A omissão do programa do governo

Tivemos nesta semana a discussão do programa do governo. Das muitas medidas apresentadas o que mais salta à vista é uma completa omissão em relação ao combate à corrupção. Pese embora haja um capítulo dedicado ao tema, a verdade é que tudo se resume a campanhas de sensibilização, a medidas programáticas (como a garantia de que "não se criam obscuridades legais") e códigos de conduta (cujo passado recente envolvendo o governo provou serem de utilidade e cumprimento duvidosos).

Não é um fenómeno exclusivo da classe política como, por vezes, querem fazer crer. É um problema cultural. Que começa desde a cultura da "cunha", do "favor", do "jeito", da "chamadazinha". Importa, por isso, começar desde cedo a contrariar esta realidade, daí que seja importante a introdução de uma cultura de integridade logo na escola.

Há, porém, muitos outros domínios onde devemos intervir. Bem sei que não há aqui soluções que possam agradar a toda a gente. O que pensa o governo sobre a criminalização do enriquecimento ilícito?

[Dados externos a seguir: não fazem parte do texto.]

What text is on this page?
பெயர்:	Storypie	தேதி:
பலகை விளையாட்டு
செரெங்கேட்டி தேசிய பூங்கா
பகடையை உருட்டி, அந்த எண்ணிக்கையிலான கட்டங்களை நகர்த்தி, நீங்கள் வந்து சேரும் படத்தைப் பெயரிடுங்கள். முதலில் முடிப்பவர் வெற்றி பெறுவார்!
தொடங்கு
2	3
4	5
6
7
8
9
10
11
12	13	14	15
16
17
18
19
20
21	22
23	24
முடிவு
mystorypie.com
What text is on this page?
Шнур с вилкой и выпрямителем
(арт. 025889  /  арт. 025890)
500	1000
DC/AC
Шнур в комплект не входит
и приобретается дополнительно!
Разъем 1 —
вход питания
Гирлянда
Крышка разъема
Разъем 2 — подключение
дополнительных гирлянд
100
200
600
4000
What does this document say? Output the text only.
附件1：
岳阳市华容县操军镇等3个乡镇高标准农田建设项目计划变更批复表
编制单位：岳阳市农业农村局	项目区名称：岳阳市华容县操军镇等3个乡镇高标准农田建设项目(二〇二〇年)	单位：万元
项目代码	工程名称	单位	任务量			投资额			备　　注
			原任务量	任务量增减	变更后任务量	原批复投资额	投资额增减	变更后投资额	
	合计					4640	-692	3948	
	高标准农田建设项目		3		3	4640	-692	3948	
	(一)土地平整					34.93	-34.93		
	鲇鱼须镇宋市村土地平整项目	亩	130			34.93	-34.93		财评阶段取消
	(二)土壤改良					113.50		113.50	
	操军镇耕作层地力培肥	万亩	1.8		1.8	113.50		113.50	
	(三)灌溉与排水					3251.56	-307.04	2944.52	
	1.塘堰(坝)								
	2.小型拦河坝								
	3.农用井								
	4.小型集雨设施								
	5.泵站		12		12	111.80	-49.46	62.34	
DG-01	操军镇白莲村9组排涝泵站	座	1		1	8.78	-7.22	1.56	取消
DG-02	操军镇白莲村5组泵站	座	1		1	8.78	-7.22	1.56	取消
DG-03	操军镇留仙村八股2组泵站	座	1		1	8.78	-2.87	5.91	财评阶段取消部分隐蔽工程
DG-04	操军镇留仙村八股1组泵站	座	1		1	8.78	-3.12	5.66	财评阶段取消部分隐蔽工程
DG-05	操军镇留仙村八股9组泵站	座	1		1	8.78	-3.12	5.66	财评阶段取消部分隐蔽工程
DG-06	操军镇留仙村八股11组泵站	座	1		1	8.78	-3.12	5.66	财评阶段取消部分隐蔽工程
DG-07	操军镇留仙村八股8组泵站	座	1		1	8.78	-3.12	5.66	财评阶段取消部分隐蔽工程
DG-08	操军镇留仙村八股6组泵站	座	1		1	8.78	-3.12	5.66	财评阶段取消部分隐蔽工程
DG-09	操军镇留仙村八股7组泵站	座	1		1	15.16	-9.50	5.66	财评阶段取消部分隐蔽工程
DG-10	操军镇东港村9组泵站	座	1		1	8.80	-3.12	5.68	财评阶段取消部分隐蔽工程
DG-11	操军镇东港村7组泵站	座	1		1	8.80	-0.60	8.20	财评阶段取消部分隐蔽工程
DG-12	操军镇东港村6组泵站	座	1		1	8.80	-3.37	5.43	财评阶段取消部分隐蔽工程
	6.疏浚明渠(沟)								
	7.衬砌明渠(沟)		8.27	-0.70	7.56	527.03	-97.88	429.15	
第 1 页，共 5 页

Ou sobre os acordos de colaboração com a justiça?

Depois de uma legislatura falhada neste domínio, no campo da transparência espero estarem criadas as condições para a legalização do lobbying como um passo importante para o reforço da transparência. A sua legalização vai permitir melhorar a qualidade da decisão política, salvaguardar que os interesses legítimos possam ser representados em pé de igualdade, que exista efetivamente uma pegada legislativa e que consigamos saber quem e quais os interesses que influenciaram as políticas públicas em Portugal.

A elogiar há, no entanto, uma proposta que consta do programa do governo e que é há mais de um ano uma proposta da JSD: aqueles que forem condenados por crimes como o de corrupção ficarem inibidos por dez anos do exercício de funções públicas. Seria, a meu ver, um sinal moralizador do regime.

A organização não governamental Transparency International atribuiu a Portugal 63 pontos numa escala de 0 a 100, na qual os países com menores níveis de corrupção somam mais pontos e os países com maiores níveis de corrupção somam menos pontos. Esta qualificação faz de Portugal um país mediano no que ao combate à corrupção diz respeito.

O nosso país está abaixo da média da União Europeia e há vários anos que mantém (pelo menos desde 2010) praticamente a mesma posição no referido ranking.

O combate à corrupção deve ser um desígnio nacional. Mas deve envolver fortemente as novas gerações. Aquelas que estão muito desiludidas e que tendem a considerar que os políticos são todos iguais. E a nossa obrigação é contrariar essa perceção, fazendo que a política conquiste um novo espaço na vida das pessoas.